Selon les informations fournies à vos rapporteures, des outils et des connaissances issues du secteur privé et de la société civile pourraient être davantage mis à profit dans le cadre de la L2I. Les acteurs privés peuvent en particulier présenter un intérêt dans le domaine de la veille numérique et de l’analyse de l’environnement informationnel. L’analyse de ces données permet d’identifier des vulnérabilités informationnelles. Elle peut également participer à la mesure des effets d’opérations. Néanmoins, le recueil de données en ligne pose des défis éthiques et juridiques pour les entreprises qui collectent des informations en sources ouvertes (OSINT). S’il était décidé d’exploiter le plein potentiel de l’OSINT, il conviendrait au préalable de clarifier le cadre juridique applicable. Selon les informations fournies à vos rapporteures, l’absence de règles claires nuirait aujourd’hui à la filière française, au profit de concurrents étrangers.
Malgré des initiatives à saluer comme le cercle Pégase, think tank créé en 2022 par Sopra Steria, qui vise à éclairer la réflexion et à sensibiliser, les initiatives issues du secteur privé demeurent peu nombreuses. Le think tank vise à construire un réseau de confiance avec les ministères régaliens, les organismes de recherche, les universités, l’industrie, les media et l’éducation. Vos rapporteures considèrent qu’il convient de tendre vers la mise en place d’un écosystème industriel français dédié à la lutte contre les manipulations de l’information, constitué y compris de PME.
Recommandation : soutenir la structuration d’une filière économique souveraine dédiée à la lutte contre les manipulations de l’information.
Certaines entreprises proposent d’ores et déjà des outils novateurs comme Newsguard, société américaine créée par des journalistes, qui propose notamment une extension de navigateur permettant d’évaluer la crédibilité des sources en ligne en leur attribuant un score de fiabilité et de limiter son exposition aux contenus de désinformation sur internet. L’entreprise conduit également des audits des sociétés d’IA afin d’évaluer leur résistance à la désinformation. La stratégie pour l’IA pourrait notamment intégrer une dimension veille, alerte et outils de lutte contre les manipulations de l’information, tout en sensibilisant davantage les entreprises fournisseuses de modèles d’IA générative à l’enjeu d’intoxication des IA. Au-delà du problème de propagation des fausses informations en elles-mêmes, les IA contribuent également à augmenter la visibilité des sites du réseau. Ne sachant pas faire la différence entre les sources fiables ou non, elles pourraient pousser les utilisateurs à les considérer équivalentes à des médias traditionnels et fiables à force de citer pêle-mêle tous types de sources. Selon Chine Labbé, rédactrice en chef de Newsguard, l’enjeu est d’apprendre aux sociétés d’IA à identifier les contenus de propagande d’origine étatique pour les débunker en temps réel ou du moins à traiter ces sources différemment des sources fiables. Il convient de tendre vers des outils fiables et transparents et explicables, à l’image de l’ambition fixée par des collectifs pour une IA de confiance comme confiance.AI.

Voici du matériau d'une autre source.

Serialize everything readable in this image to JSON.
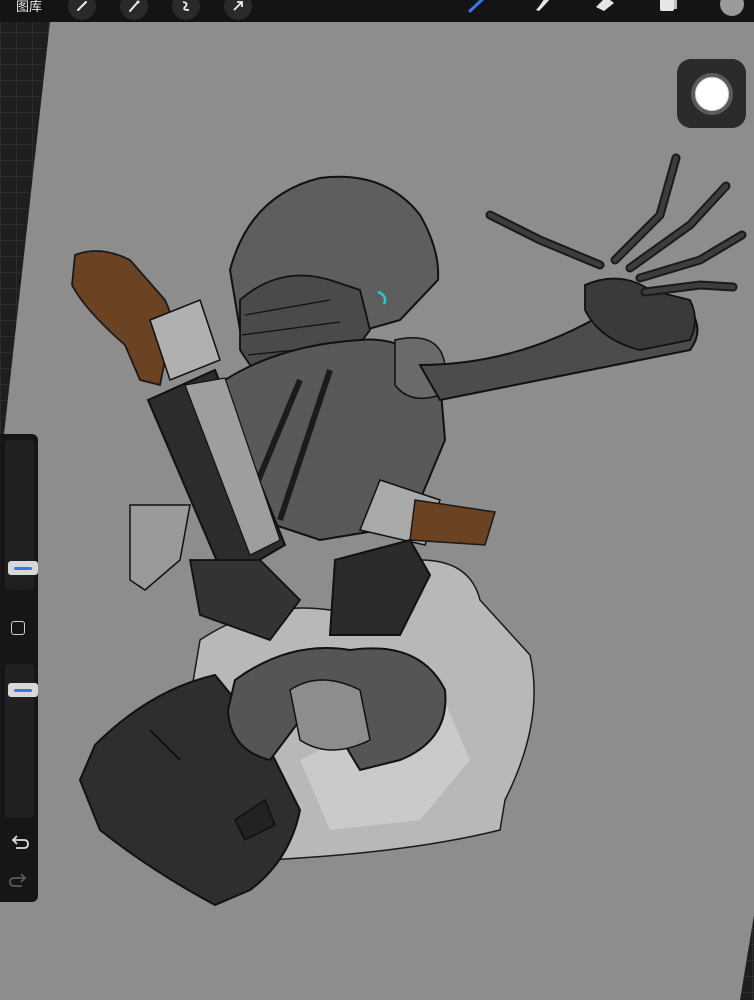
{
  "topbar": {
    "gallery_label": "图库",
    "left_tools": [
      "wrench-icon",
      "magic-wand-icon",
      "selection-icon",
      "transform-icon"
    ],
    "right_tools": [
      "brush-icon",
      "smudge-icon",
      "eraser-icon",
      "layers-icon"
    ],
    "active_tool": "brush-icon",
    "accent_color": "#3a78e8",
    "current_color": "#9a9a9a"
  },
  "canvas": {
    "background_color": "#8d8d8d"
  },
  "sidebar": {
    "brush_size_level": 0.25,
    "opacity_level": 0.85,
    "controls": [
      "brush-size-slider",
      "modify-button",
      "opacity-slider",
      "undo-icon",
      "redo-icon"
    ]
  }
}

ii. Promouvoir et financer la recherche transdisciplinaire dans le champ informationnel
● La lutte contre les manipulations de l’information ne peut progresser sans s’appuyer sur une recherche scientifique transdisciplinaire.
Pour ce faire, il convient de soutenir financièrement les initiatives mais surtout de garantir l’accès des chercheurs aux données, tout particulièrement aux données de fonctionnement des algorithmes des réseaux sociaux ou à celles permettant d’expliquer le fonctionnement des systèmes d’IA. Comme l’ont indiqué vos rapporteures, plusieurs domaines de recherche semblent particulièrement prioritaires : qu’il s’agisse de l’évaluation scientifique de l’efficacité des méthodes utilisées pour sensibiliser les publics scolaires à la lutte contre la désinformation ou bien encore de la mesure des effets des stratégies de désinformation sur la société française ; deux domaines encore trop peu investigué mais pourtant essentiels.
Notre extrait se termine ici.